The health center was required by the NLRB to post a four-page notice saying “WE WILL NOT...” to 22 illegal actions they had taken against employees. Those actions covered the gamut from violating federal law protecting workers’ right to organize, to throwing out doughnuts brought for co-workers because the box was marked as being “for Union brothers and sisters.”
Another eight employer violations fell under “WE WILL...” corrections to illegal actions the medical center had taken. They included removing items in files on individual employees and bargaining in good faith with the union.
Curnow was named in a number of items after being sent home on more than one occasion for engaging in union activity, and she was also suspended.
Almost three years later, armed with a first contract, she said the struggle wasn’t fun to live through but it has been worth the effort.
“Things have settled down especially after they were found guilty of the NLRB charges. We’ve had a lot of turnover and some of the new employees are still trying to figure things out,” Curnow said. But she added everyone is pleased with their pay raises and the protection a union contract gives them from being at-will employees.
As the president of the new unit Curnow said she’s trying to figure things out too. She’ll receive her training for that this month.
“It’s been an interesting journey, and I’m certainly proud to be part of the Steelworkers,” said Onello, who now teaches at the University of Minnesota Medical School in the Department of Family Medicine and Community Health. She still works one day a week at the health center, and she sends students there for work experience.
Ironically Onello’s department is not part of the UM faculty union, the University Education Association, which is affiliated with Education Minnesota. It is affiliated with the UM Main Campus faculty which filed for a union election this year. The university is contesting that filing in court.
Onello gave kudos to USW Local 9460 President Stacy Spexet and staff representative Cathy Drummond for helping organize the health center units and leading them in bargaining. “Their expertise, knowledge and experience were priceless for us, and you can quote me on that,” she said.

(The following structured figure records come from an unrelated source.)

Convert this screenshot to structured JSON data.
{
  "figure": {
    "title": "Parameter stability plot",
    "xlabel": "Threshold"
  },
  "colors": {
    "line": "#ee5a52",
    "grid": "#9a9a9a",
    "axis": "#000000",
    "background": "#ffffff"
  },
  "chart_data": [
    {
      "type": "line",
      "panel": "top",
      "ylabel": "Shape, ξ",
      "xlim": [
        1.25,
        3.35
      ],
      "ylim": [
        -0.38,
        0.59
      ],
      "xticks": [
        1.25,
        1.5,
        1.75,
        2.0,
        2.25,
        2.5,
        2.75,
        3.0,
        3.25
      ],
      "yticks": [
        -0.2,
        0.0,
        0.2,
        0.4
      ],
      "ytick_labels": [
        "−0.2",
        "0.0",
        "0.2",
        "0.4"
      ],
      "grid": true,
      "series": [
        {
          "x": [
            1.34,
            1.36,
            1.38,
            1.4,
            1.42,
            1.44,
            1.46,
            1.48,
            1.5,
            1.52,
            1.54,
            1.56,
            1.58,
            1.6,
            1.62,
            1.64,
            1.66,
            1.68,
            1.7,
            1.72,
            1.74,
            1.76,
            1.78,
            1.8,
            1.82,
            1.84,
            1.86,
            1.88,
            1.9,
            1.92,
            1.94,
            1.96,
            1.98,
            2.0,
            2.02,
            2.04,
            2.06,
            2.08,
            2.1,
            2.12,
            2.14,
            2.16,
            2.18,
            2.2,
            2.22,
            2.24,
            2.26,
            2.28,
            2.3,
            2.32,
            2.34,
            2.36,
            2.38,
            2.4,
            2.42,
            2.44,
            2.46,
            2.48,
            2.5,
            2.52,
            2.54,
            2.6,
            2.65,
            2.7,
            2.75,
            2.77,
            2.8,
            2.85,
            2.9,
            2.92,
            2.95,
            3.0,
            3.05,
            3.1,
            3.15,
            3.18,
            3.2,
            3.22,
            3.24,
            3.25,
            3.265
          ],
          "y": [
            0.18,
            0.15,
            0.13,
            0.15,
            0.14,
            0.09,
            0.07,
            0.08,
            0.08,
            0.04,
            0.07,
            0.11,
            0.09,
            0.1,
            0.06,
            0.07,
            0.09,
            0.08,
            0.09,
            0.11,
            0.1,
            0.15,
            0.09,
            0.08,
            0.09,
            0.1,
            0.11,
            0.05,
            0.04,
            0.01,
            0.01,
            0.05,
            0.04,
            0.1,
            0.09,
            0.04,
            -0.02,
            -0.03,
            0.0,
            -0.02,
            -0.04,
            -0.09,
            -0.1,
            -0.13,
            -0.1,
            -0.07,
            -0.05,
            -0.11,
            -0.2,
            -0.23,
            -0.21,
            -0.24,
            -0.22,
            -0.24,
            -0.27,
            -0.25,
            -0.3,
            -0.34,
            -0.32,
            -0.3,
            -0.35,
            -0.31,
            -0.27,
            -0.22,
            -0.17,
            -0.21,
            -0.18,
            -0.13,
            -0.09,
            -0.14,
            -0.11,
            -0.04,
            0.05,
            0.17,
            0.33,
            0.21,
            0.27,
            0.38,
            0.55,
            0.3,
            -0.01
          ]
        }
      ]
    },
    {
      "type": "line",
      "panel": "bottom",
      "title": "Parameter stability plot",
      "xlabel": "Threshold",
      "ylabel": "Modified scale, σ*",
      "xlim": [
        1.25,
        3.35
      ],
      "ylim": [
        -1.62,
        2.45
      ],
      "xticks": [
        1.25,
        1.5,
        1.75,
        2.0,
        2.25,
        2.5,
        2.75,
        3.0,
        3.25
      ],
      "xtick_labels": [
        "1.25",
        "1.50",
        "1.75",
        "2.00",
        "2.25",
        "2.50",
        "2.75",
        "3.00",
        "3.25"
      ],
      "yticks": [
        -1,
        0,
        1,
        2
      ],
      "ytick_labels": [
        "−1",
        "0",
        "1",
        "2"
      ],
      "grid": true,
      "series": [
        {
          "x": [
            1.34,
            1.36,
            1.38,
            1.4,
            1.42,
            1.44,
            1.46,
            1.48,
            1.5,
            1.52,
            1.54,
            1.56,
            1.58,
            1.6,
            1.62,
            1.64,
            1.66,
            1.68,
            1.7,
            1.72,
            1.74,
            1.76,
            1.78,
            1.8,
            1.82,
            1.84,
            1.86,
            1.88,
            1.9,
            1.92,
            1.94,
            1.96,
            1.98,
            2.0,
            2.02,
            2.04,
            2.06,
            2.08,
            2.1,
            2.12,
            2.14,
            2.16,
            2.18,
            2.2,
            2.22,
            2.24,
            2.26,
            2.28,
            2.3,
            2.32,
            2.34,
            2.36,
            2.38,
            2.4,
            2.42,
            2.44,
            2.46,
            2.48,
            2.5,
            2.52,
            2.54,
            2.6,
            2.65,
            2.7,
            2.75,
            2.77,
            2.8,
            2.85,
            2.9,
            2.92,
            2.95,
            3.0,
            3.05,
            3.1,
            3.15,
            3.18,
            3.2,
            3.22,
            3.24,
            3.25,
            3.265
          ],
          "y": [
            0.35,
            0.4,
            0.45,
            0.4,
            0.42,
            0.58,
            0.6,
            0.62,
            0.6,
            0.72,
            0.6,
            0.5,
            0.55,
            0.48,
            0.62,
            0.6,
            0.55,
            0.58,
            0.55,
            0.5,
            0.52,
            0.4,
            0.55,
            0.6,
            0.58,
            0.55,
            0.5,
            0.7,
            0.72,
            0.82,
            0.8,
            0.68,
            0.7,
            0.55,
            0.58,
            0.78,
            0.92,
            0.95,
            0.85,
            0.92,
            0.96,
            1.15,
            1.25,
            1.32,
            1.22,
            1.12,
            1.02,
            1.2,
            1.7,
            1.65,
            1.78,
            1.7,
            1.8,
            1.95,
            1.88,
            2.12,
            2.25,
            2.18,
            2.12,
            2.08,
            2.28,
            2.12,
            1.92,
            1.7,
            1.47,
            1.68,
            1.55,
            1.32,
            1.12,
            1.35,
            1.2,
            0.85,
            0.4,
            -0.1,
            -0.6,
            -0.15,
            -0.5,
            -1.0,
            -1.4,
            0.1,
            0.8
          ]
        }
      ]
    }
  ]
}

Spexet said it is exciting to have physicians, who have historically owned their practices, join the USW. “Because a lot of physicians are not organized, I think it’s going to help us as an international with the Health Care Workers Council. It just makes us stronger as a whole.” The union’s health care council has 50,000 USW members.
Curnow hopes the union’s efforts can improve health care. Beyond having a voice at work, my big picture – and I said this all along to my co-workers as we organized – was to try and take health care back into the hands of actual providers as opposed to being in the hands of management and insurance companies,” she said.
“As our nation’s health care system undergoes major changes, more and more doctors and other health professionals are working in large health systems rather than in private practice,” said Steelworkers District 11 Director Emil Ramirez. “One way to make sure that health care providers continue to have an effective voice in patient care is to ensure their right to bargain collectively.”